Sämtliche Zimmer des Hauses waren Einbettzimmer, so dass sich Richter sogleich wie zu Hause fühlen konnte. Daran hinderte sie allerdings, dass Einrichtung und sanitärer Komfort ihres Zimmers mit dem Standard der Moderne auf Kriegsfuß standen. Der Werbeprospekt fand hierfür die herzige Umschreibung: »Unsere Suiten (!) atmen das Flair und den Charme der guten, alten Zeit.« Richter hätte es ahnen müssen; denn seit wann können Suiten atmen?

Entschädigt wurde sie ein wenig durch einen großen Balkon mit Blick auf die Talsenke, den Kurpark und das Kurhauptgebäude.

Ihre Hauptbeschäftigung in den kommenden Wochen, darüber war sich die Kommissarin klar, bestünde in der Eingewöhnung in eine völlig andere Lebensweise. Insbesondere manifestierte sich das in: Geregelten Mahlzeiten, ausreichendem Schlaf und Freizeit bis zum Abwinken. Nun, es gab Schlimmeres.
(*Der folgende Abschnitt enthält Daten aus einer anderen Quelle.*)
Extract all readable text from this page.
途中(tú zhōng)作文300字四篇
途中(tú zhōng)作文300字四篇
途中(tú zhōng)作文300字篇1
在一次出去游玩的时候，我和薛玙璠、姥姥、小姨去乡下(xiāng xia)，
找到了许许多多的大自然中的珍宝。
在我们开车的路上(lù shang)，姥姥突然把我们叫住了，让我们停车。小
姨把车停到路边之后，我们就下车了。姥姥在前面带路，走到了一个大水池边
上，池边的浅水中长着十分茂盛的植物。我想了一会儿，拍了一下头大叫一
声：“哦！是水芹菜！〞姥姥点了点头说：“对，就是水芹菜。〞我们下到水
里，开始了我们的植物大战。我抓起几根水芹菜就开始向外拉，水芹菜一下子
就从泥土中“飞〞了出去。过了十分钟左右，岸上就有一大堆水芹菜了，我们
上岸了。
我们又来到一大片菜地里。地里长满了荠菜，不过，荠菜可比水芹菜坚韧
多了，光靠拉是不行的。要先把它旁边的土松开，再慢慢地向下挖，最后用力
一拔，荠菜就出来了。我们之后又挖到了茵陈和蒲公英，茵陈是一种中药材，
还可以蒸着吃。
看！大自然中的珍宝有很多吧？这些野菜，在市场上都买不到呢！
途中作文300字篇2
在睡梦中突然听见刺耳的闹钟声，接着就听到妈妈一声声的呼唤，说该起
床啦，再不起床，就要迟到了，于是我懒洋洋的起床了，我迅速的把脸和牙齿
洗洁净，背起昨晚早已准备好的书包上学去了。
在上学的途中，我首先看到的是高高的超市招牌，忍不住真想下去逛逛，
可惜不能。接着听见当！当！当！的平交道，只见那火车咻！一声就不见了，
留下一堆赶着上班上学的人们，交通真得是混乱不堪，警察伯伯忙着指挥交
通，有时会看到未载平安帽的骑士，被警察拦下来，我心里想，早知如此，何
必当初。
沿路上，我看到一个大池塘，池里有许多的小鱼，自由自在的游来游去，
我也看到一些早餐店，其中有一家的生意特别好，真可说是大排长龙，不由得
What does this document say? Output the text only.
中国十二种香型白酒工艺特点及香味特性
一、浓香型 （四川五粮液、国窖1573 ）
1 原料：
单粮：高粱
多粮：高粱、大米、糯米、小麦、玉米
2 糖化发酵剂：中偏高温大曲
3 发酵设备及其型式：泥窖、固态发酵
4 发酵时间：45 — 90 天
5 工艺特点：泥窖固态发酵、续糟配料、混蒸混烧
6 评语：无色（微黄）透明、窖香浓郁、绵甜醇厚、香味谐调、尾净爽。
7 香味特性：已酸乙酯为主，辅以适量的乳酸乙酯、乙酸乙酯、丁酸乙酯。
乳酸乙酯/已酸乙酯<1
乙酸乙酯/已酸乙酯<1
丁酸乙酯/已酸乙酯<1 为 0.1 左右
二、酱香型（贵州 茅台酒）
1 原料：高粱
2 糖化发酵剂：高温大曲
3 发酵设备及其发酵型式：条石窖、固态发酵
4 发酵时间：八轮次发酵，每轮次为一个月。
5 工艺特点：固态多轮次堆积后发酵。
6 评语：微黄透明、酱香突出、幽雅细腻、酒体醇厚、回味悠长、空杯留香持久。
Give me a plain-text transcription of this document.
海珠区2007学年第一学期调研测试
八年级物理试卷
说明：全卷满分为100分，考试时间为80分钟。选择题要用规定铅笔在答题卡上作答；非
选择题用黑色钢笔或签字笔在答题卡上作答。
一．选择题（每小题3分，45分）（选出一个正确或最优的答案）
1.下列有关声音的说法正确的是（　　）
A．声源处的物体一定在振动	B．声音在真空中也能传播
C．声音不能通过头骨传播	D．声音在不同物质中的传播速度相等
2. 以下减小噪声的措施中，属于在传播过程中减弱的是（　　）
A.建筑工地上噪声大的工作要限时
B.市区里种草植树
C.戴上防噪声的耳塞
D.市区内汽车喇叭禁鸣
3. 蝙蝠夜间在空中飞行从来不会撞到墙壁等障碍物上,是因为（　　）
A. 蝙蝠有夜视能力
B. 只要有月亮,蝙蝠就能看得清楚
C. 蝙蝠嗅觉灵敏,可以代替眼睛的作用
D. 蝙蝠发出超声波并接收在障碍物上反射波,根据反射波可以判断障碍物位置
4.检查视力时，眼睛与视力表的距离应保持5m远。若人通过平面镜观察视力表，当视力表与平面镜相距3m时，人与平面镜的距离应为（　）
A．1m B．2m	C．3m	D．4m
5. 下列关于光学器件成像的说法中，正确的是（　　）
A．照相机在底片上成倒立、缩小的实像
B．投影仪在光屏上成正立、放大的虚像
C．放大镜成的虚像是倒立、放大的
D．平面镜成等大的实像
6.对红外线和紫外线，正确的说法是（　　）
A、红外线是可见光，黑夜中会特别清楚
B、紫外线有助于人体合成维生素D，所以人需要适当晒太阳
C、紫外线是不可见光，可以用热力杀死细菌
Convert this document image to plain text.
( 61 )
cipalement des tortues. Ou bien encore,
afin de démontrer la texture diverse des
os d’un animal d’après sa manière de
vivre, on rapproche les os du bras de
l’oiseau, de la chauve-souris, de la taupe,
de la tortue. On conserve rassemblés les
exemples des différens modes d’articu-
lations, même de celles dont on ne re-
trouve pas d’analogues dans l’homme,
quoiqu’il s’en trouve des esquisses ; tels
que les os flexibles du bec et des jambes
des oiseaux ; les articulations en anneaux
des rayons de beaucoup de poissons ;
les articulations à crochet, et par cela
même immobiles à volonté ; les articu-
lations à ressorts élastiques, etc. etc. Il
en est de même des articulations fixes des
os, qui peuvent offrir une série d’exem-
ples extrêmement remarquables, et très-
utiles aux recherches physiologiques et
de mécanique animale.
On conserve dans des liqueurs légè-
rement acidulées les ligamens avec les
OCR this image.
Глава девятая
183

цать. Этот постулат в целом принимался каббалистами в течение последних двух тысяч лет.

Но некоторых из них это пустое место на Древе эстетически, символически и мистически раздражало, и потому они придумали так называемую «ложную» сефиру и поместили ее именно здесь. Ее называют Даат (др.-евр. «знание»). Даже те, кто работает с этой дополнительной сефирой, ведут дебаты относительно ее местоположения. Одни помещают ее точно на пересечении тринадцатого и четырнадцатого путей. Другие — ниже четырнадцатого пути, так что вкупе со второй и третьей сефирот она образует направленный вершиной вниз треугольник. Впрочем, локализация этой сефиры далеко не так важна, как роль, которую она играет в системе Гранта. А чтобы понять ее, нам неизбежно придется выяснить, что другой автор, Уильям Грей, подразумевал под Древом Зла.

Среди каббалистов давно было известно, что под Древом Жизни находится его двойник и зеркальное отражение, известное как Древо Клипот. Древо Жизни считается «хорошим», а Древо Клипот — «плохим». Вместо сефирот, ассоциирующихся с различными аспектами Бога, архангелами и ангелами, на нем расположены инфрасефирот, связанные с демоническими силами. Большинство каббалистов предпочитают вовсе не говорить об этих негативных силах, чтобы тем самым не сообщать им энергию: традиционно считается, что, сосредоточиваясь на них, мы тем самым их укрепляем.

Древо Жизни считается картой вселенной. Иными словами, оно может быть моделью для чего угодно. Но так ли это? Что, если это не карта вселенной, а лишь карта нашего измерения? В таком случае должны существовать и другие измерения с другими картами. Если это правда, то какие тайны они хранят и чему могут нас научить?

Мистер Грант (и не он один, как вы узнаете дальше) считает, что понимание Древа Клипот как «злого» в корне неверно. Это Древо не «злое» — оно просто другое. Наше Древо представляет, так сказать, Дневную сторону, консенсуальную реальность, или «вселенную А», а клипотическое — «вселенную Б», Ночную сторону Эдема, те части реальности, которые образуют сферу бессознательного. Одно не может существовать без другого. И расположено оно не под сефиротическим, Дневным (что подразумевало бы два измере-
An diesem Morgen meldete sich wie immer pünktlich um 6 Uhr ihr Handy mit dem alten Hank-Williams-Song ›There’s a tear in my beer‹. Die Wahl dieses Weckliedes war streng genommen aus präventiv-medizinischer Sicht abzulehnen. Denn Liedzeilen wie die folgenden beschrieben Strategien der Problembehandlung, von denen sie um jeden Preis Abschied nehmen sollte.

»I’m gonna keep drinkin’

till I can’t move a toe

and then maybe my heart

won’t hurt me so.«

Wie dem auch sei, bis zum Frühstück blieben ihr noch gut drei Stunden. Sie erledigte ihre Körperpflege in gedankenloser Routine, zog Bluse und Jeans an und warf dann einen Blick auf den Therapieplan. Um 11 Uhr Ergometer-Training, um 12 Uhr Hydromassage, dann bis Montag Freizeit. Vor die Wahl gestellt zwischen einer Massage durch geschulte Pflegekräfte oder der auf einer maschinell gesteuerten Wasserbettliege, entschied sie sich für letztere. Von fremden, diesfalls höchstwahrscheinlich männlichen, Händen betatscht zu werden, war in ihren Augen etwas für Wanderhuren, aber nicht für jemanden wie sie, die am eigenen Leib erfahren musste, zu welcher Brutalität männliche Hände sich imstande zeigten. Wenn das neurotisch sein sollte: Na gut, dann war das eben so.

Sie informierte sich im Fernsehen über die aktuelle Weltsituation. So erfuhr sie, dass der Präsident Irans anderen islamischen Staaten die iranische Nuklear-Technologie zur Nutzung bereitstellte, aber dass die Islamische Republik niemals nach Massenvernichtungswaffen strebe. Und die Erde ist eine Scheibe, dachte Richter seufzend und drückte auf den Aus-Knopf.

Sie griff nach dem Buch ›1001 Schachaufgaben‹ von John Emms und vertiefte sich in die Lösung der Schachaufgaben Nr. 239 bis Nr.245. Das Abstrakte bot noch immer den sichersten Schutz vor dem Konkreten.